Breaking wine glasses didn't seem appropriate. Neither the man or I are into wine. So we broke out the expensive crystal whisky glasses and stomped on them in a symbolic gesture.
The friends' texted,
"We kept ours on for 2 days! Then we chucked it into the drawer for good! We can't even fit into the bands now. Do better than us!" I grinned. It's been a week. I'm still not used to the rings. The man, on the other hand, seems to have done better. He has no issues with wearing the band to jam sessions and to do whatever that is he does at the gym.
The weight of the platinum isn't just literal. It's also metaphoric of the gravity of the legally binding contract/s we've signed. However, the state of being married doesn't make me happier or delirious with joy. I feel normal. In fact, I'm still more than slightly annoyed at the mountain of legal paperwork we've to comb through.
Prior to the wedding day, I wasn't at all nervous or particularly thrilled. We picked the wedding date simply because it was the most convenient opening in both our calendars and especially because by chance, many of our good friends who don't live in Singapore are back for short stints this October.
People around us seem to be happier to have us married. For some reason, knowing we're married seems to make people comfortable. We don't really care. I think we prefer to forget that we are married. To us, the wedding day was simply an occasion to ink an agreement to become legal partners with allocated rights recognized under Singapore laws. The essence of our relationship should remain the same. There shouldn't be such a thing of being more deeply in love or anything like that. It is the relationship that needs to be nurtured and nothing else.
By no means, our definition of marriage conforms to the majority's definition of marriage. In fact, I resent labelling the man as
'my husband'. He's simply
'my partner'. And this is how I shall introduce him, either by that or by his name.

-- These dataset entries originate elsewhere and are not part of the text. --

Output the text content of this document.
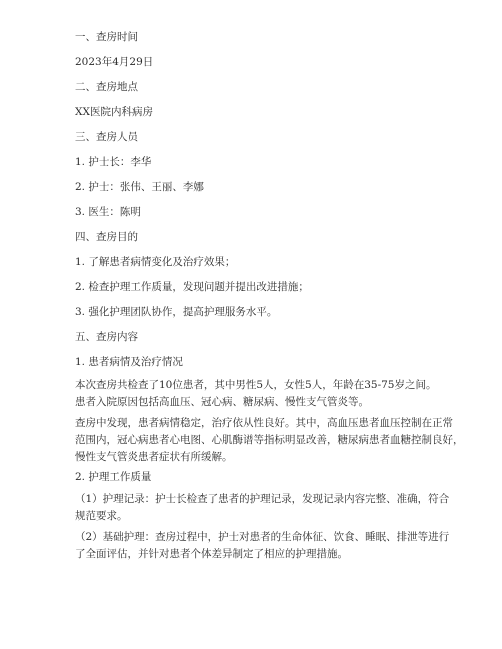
一、查房时间
2023年4月29日
二、查房地点
XX医院内科病房
三、查房人员
1. 护士长：李华
2. 护士：张伟、王丽、李娜
3. 医生：陈明
四、查房目的
1. 了解患者病情变化及治疗效果；
2. 检查护理工作质量，发现问题并提出改进措施；
3. 强化护理团队协作，提高护理服务水平。
五、查房内容
1. 患者病情及治疗情况
本次查房共检查了10位患者，其中男性5人，女性5人，年龄在35-75岁之间。
患者入院原因包括高血压、冠心病、糖尿病、慢性支气管炎等。
查房中发现，患者病情稳定，治疗依从性良好。其中，高血压患者血压控制在正常
范围内，冠心病患者心电图、心肌酶谱等指标明显改善，糖尿病患者血糖控制良好，
慢性支气管炎患者症状有所缓解。
2. 护理工作质量
（1）护理记录：护士长检查了患者的护理记录，发现记录内容完整、准确，符合
规范要求。
（2）基础护理：查房过程中，护士对患者的生命体征、饮食、睡眠、排泄等进行
了全面评估，并针对患者个体差异制定了相应的护理措施。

I'm glad the wedding has been done on my/our terms and conditions. That made it perfect. However, the legal state of our relationship doesn't change a damn thing. We are still
us. We're not going to preach to anyone about the wonders of marriage because we don't view it that way. The wonder is in the relationship and being in love; not justified by a single stupid piece of legislation that does nothing for our state of mind, but pisses me off in every detail in amending paperwork, forms and whathaveyous.